ROUNDS RESPONSE.
Rounds is your vehicle for sharing your orthopaedic skills and experience. Your response to Rounds will be published in a future issue of Body Cast. We invite you to suggest questions for this column. Please address all submissions to: The Editor, Body Cast, 18 Wynford Drive, Suite 715A, North York, Ontario, M3C 3S2.

This Issue's Rounds Question (responses to be published in next issue)
Does dorsal swelling signify an injury or infection in the dorsum of the hand?

In the last issue of Body Cast, Rounds asked:
Describe the difference between anterior and posterior dislocation of the sternoclavicular (SC) joint

The following responses were received:

From Mardy McPolin and Gary James:
Anterior dislocations are not associated with major complications and are easily treated with a clavicle strap. Posterior dislocation of the SC joint may put pressure on the trachea, esophagus, or great vessels, and thus constitutes a true emergency that requires reduction.

From Angela Wentzell:
The anterior dislocation is more common, usually secondary to indirect forces, from medial compression of the clavicle coupled with a posteriorly directed force on the lateral clavicle. This type of injury can occur in sports.

The posterior dislocation of the SC joint is rare. It is caused by both direct and indirect trauma, and the backward displacement of the inner end of the clavicle is extremely hazardous to the mediastinal structures, causing pressure against the trachea and great vessels.

From Blair Matheson:
The difference between anterior and posterior dislocation of a sternoclavicular (SC) joint is:

Firstly, the SC joint is the pivot on which the shoulder girdle moves the trunk. Dislocation of this joint most often results from a fall onto the shoulder.

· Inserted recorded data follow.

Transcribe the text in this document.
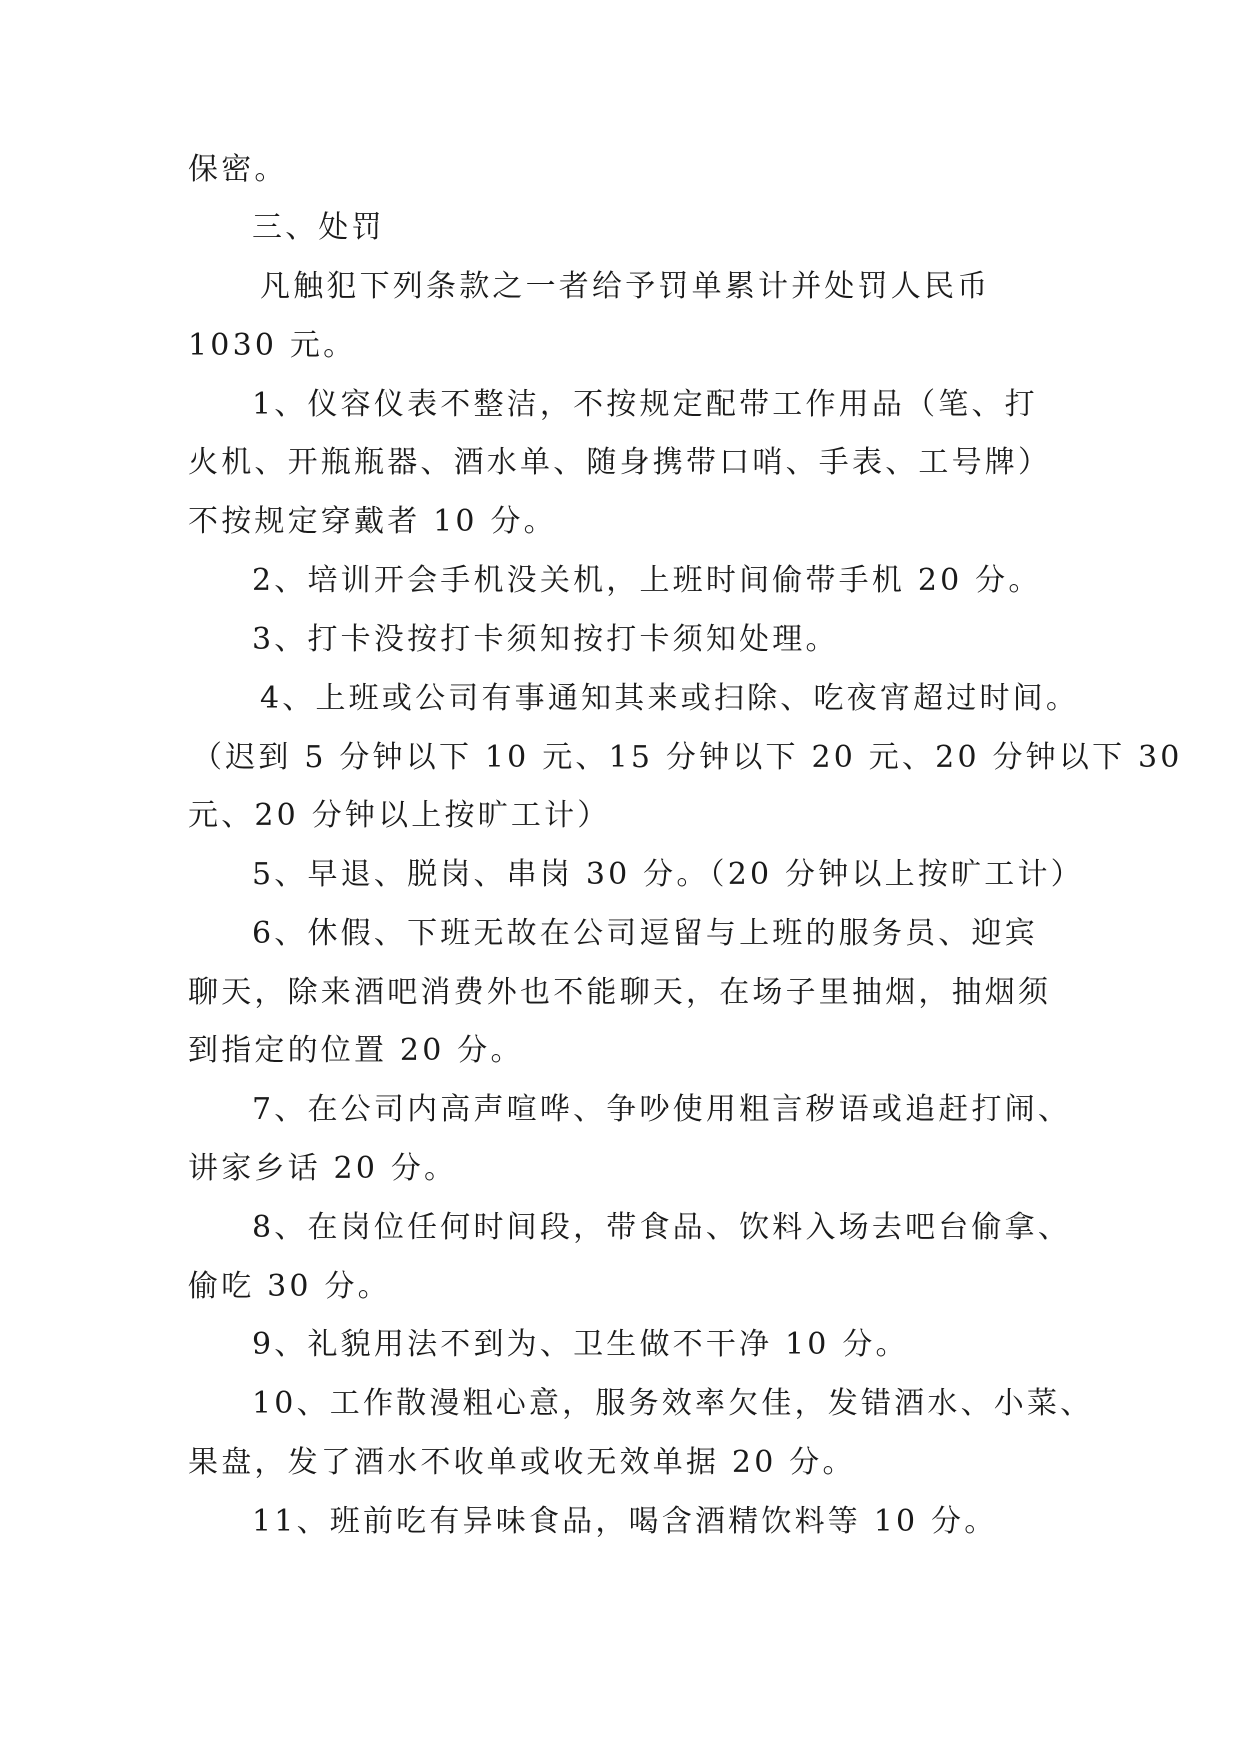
保密。
三、处罚
凡触犯下列条款之一者给予罚单累计并处罚人民币
1030 元。
1、仪容仪表不整洁，不按规定配带工作用品（笔、打
火机、开瓶瓶器、酒水单、随身携带口哨、手表、工号牌）
不按规定穿戴者 10 分。
2、培训开会手机没关机，上班时间偷带手机 20 分。
3、打卡没按打卡须知按打卡须知处理。
4、上班或公司有事通知其来或扫除、吃夜宵超过时间。
（迟到 5 分钟以下 10 元、15 分钟以下 20 元、20 分钟以下 30
元、20 分钟以上按旷工计）
5、早退、脱岗、串岗 30 分。（20 分钟以上按旷工计）
6、休假、下班无故在公司逗留与上班的服务员、迎宾
聊天，除来酒吧消费外也不能聊天，在场子里抽烟，抽烟须
到指定的位置 20 分。
7、在公司内高声喧哗、争吵使用粗言秽语或追赶打闹、
讲家乡话 20 分。
8、在岗位任何时间段，带食品、饮料入场去吧台偷拿、
偷吃 30 分。
9、礼貌用法不到为、卫生做不干净 10 分。
10、工作散漫粗心意，服务效率欠佳，发错酒水、小菜、
果盘，发了酒水不收单或收无效单据 20 分。
11、班前吃有异味食品，喝含酒精饮料等 10 分。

If the shoulder is pressed and rotated backward, the force directed down the clavicle produces an anterior dislocation of the SC joint, causing severe pain and tenderness over the joint. The anteriorly displaced medial end of the clavicle is generally quite visible. Persistent prominence is usually present but not of functional significance. Closed reductions are usually not successful.

Posterior dislocation of the SC joint is a relatively rare injury, caused by both direct and indirect trauma resulting in the backward displacement of the inner end of the clavicle. This can be of serious consequence, as it can be extremely hazardous to the mediastinal structures, causing pressure against the trachea and great vessels. Closed reductions are generally successful in many cases. If closed reduction fails, then operative intervention is warranted.